1. Dependence always means a relinquishing, or lack of freedom to that which you are dependent. Most kids, if not all, are dependent upon a non-kid and as the vested interest is going one way, the dependent has less authority in the decision making. I guess there are a few rare cases where this is not the case, and i am very sure that there are a great many kids who feel they are independent, but i'm fairly confident they are delusional.

Quite. And then they go hurting themselves and need to be pulled out of trouble.

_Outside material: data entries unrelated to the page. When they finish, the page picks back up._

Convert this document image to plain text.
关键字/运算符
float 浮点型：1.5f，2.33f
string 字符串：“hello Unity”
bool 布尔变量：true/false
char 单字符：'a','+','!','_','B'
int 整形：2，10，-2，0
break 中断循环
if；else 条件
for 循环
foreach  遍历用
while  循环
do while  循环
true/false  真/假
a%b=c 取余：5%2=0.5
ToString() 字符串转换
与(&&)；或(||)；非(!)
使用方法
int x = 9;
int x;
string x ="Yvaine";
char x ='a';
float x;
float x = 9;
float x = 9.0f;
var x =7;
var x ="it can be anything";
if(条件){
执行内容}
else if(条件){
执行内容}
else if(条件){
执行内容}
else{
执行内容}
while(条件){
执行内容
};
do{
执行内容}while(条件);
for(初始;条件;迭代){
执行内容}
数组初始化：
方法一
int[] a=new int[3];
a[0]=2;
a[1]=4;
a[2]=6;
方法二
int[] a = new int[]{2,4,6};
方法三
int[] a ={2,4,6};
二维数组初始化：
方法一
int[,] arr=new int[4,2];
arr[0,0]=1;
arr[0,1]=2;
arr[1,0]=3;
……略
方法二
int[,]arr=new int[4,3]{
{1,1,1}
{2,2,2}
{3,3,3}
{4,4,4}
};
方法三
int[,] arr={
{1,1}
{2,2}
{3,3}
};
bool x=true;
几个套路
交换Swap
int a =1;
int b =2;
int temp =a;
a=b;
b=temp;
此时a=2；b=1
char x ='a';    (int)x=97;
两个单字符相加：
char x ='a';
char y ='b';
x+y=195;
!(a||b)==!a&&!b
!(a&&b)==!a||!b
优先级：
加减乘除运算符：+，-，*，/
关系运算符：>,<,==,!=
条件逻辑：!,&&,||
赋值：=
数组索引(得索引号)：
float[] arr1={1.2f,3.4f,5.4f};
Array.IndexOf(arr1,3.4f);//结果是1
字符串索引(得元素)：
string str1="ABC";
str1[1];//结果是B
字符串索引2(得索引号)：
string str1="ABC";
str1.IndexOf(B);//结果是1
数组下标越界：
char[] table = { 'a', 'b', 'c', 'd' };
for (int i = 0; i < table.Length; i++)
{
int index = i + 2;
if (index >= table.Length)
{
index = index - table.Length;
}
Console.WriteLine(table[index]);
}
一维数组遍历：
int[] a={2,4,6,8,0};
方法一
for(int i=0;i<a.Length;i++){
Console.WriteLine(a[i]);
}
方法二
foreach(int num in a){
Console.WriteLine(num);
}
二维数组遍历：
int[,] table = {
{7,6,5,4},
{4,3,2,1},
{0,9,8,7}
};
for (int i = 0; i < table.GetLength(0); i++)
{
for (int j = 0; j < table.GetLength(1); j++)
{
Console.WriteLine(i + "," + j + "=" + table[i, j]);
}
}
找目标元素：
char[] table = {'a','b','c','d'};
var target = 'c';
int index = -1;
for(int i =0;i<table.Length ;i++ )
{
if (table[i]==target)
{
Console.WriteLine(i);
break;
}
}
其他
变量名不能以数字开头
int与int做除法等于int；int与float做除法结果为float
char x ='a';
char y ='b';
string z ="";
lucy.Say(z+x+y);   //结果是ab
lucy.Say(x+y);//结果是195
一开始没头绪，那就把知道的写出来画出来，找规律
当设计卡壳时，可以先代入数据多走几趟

Parent/child authority is natural, and doesn't need to contrived legally or morally: it's biological. It's only troublesome as far as quantifying this from a legal perspective (IOWs who gives a sh*t).

2. Kids are usually more vulnerable to those that are more savvy than they are, and tend to be more influenced during some of their more formative years (part of the definition of formative). This generally requires some prudent over sight by those who are less vulnerable.

They are naive.

3. Prudent decision making is heavily dependent on time based experience. After a period of time the risks diminish in the decision making process. Although this varies greatly from individual to individual, public policy cannot cope with variables based on a case by case basis. The ages of consent may seem arbitrary, but they aren't completely. I think much of it is based on trial and error, and risk assessment.

"Age of consent" is just a legal externality.

4. There is a natural progression of emotional growth within human beings. An 8 year old is going to base his decisions differently than a 14 year old, and a 14 year old will base his decisions differently than a 35 year old. As previously said, much is experience based, but much is also based on the natural progression of how an identity is formed, and how our brains mature emotionally.

Don't try and convince the teenagers on this site that they aren't fully-stocked with wisdom - they won't believe you (-_-)
kfc
Ragnar_Rahl
Posts: 19,297
Add as Friend
Challenge to a Debate
Send a Message
3/30/2011 8:56:30 PM
Posted: 5 years ago
At 3/30/2011 4:03:08 PM, OreEle wrote:
At 3/30/2011 3:24:40 PM, Ragnar_Rahl wrote:
For example, I own a chair. Since it is my property, I have the right to chop it to pieces with an ax and burn it. I can't do that (legally) to my child.
You'll doubtless be in violation of some local fire code. ^_^

No, my carbon monxide detector will go off at 11:30 pm on a work night, I'll open all the doors and windows and still, 30 minutes later, it is beeping up a storm. So I unplug it, and get a fine in the mail because a code was sent wirelessly to the fire department that I unplugged it, which is a violation in my city.

Why did that paragraph start with no?
It came to be at its height. It was commanded to command. It was a capital before its first stone was laid. It was a monument to the spirit of man.